This blog is written for Holocaust Memorial Day by our Communications and Fundraising Officer Anna, whose Jewish grandfather fled Nazi Germany in 1933.
Today, on the 27th of January, we mark Holocaust Memorial Day. Today serves as a reminder of the worst that humanity can do, as we remember all those who were murdered during the Holocaust, under Nazi persecution and the genocides which followed in places such as Cambodia, Rwanda, Bosnia and Darfur . The theme of this year’s Holocaust Memorial Day is ‘Ordinary People’, serving to highlight the role of the ordinary people in perpetrating genocide, how ordinary people were bystanders to genocide, and highlighting that it is ordinary people who are victims of genocide.
During the Holocaust over six million Jewish people, two-thirds of the Jewish population in Europe, were systematically murdered by a regime that did not believe in their right to live, who saw them as somehow inferior. As time goes by, it’s important to remember that each of these six million were human beings; an ordinary person targeted purely for one aspect of who they were. Millions of others had their lives devastated, torn apart by a hatred that killed loved ones, tortured them, and forced them to flee and leave their homes behind. My grandfather was one of those forced to flee. Whilst he was extraordinary to me, he was just an ordinary person, a lawyer, a son, a brother, who was separated from his family because of genocidal hatred.
It is well documented that it was not only Jewish people who were victims of the Nazi genocide. Between 200,000 and 500,000 Roman and Sinti people were murdered, and countless more were imprisoned, made to do forced labour and undergo forced sterilisation. The Nazis targeted anyone who didn’t live up to their warped ideals, including – but not limited to – Black people, gay people and disabled people. Every one of these victims was someone with a story, whose life was cut short by hatred. Every one was someone who was loved by family and friends. Every one was an ordinary person.
What past genocides have tragically shown us is that they cannot happen without the involvement of ordinary people. This was seen so starkly when people turned on their neighbours during the Rwandan genocide, swept up by a hatred which made them kill people they had once shared a meal with.
This Holocaust Memorial Day is happening in the context of rising antisemitism. A report by the Community Security Trust found that antisemitic incidents hit a record high in 2021, whilst a recent investigation found that antisemitic incidents in English schools had almost trebled in the past five years. Kanye West -now known as Ye -recently faced a huge backlash for his antisemitic comments, where he parroted highly offensive conspiracy theories and tropes and made threatening remarks around Jewish people. What’s most worrying about these comments is that they have entered the mainstream; whilst he’s been criticised, he’s unfortunately not a lone voice, with other celebrities also making similar comments. Locally in Bristol, antisemitic hate crimes reported to the police were almost at the same level as anti-Muslim hate crimes in the last Quarter (October to December). This is despite our local Jewish community being tiny in comparison.
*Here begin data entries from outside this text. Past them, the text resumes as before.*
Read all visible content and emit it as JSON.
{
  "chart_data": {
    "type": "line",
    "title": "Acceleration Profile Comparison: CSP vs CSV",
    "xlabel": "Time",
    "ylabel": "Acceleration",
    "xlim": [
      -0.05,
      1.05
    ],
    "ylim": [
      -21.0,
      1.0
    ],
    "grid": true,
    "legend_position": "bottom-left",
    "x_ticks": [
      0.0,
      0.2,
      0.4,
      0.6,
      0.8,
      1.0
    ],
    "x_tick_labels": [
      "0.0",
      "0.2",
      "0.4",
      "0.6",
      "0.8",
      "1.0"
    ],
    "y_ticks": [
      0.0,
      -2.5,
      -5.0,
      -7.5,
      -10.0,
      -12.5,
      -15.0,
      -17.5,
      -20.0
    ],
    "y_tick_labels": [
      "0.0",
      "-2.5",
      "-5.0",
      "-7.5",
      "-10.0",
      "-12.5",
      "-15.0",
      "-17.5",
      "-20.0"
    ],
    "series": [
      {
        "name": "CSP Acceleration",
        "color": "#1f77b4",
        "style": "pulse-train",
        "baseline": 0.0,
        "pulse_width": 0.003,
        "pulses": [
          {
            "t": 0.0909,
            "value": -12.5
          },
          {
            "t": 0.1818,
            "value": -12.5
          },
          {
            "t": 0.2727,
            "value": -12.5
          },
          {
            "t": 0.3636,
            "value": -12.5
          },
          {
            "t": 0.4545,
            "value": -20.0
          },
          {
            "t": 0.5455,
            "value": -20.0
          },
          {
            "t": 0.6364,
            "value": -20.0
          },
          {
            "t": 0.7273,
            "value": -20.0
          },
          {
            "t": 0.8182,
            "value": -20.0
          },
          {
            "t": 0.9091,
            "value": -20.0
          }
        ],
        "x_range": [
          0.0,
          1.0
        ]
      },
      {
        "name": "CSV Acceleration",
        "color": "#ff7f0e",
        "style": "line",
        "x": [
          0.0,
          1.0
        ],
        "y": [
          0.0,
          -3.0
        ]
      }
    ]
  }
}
As time passes, and with people at risk of forgetting where antisemitism and other prejudices can lead, it’s all the more important to mark Holocaust Remembrance Day. We spoke to the daughter of a Holocaust survivor, who powerfully articulated just why it is that marking Holocaust Memorial Day is so vital.
They said: “We are in danger of forgetting that Doctors who swore oaths to ‘Do no harm,’ purposefully did extraordinary harms, that Architects drew plans for gas chambers, Engineers worked out the structural loading of ovens and designed them too. Scientists developed poisons…People with skills and qualifications which should benefit humanity turned them instead to creating evil, and most friends and neighbours, at best stood by and, at worst joined in. We are in danger of forgetting this and thinking of it as just an overwhelming numbers game, how many were killed here, or there, etc.”
“I believe that the primary purpose of Holocaust Memorial Day is to draw attention to how easily people can lose their humanity; not in a frenzied madness, or in a terrorizing dictatorship, but in cold, calculated, re-calibration of the world. A drawing in of ordinary people who believe themselves to be good until they are so deeply part of it that they must redefine what it means to be ‘good’ in order to justify themselves as still human.”
It’s so important to be aware of the impact that hate can have; genocides do not happen in a vacuum but are propagated by propaganda, stirred up by factions of the media and politicians who find a scapegoat and run with it. Too often, it’s ordinary people who are then left to pay the price. Holocaust Memorial Day reminds us of the importance of allyship; genocide cannot exist without hatred and it’s up to all of us to speak out against it. Challenging hatred should not be an extraordinary act.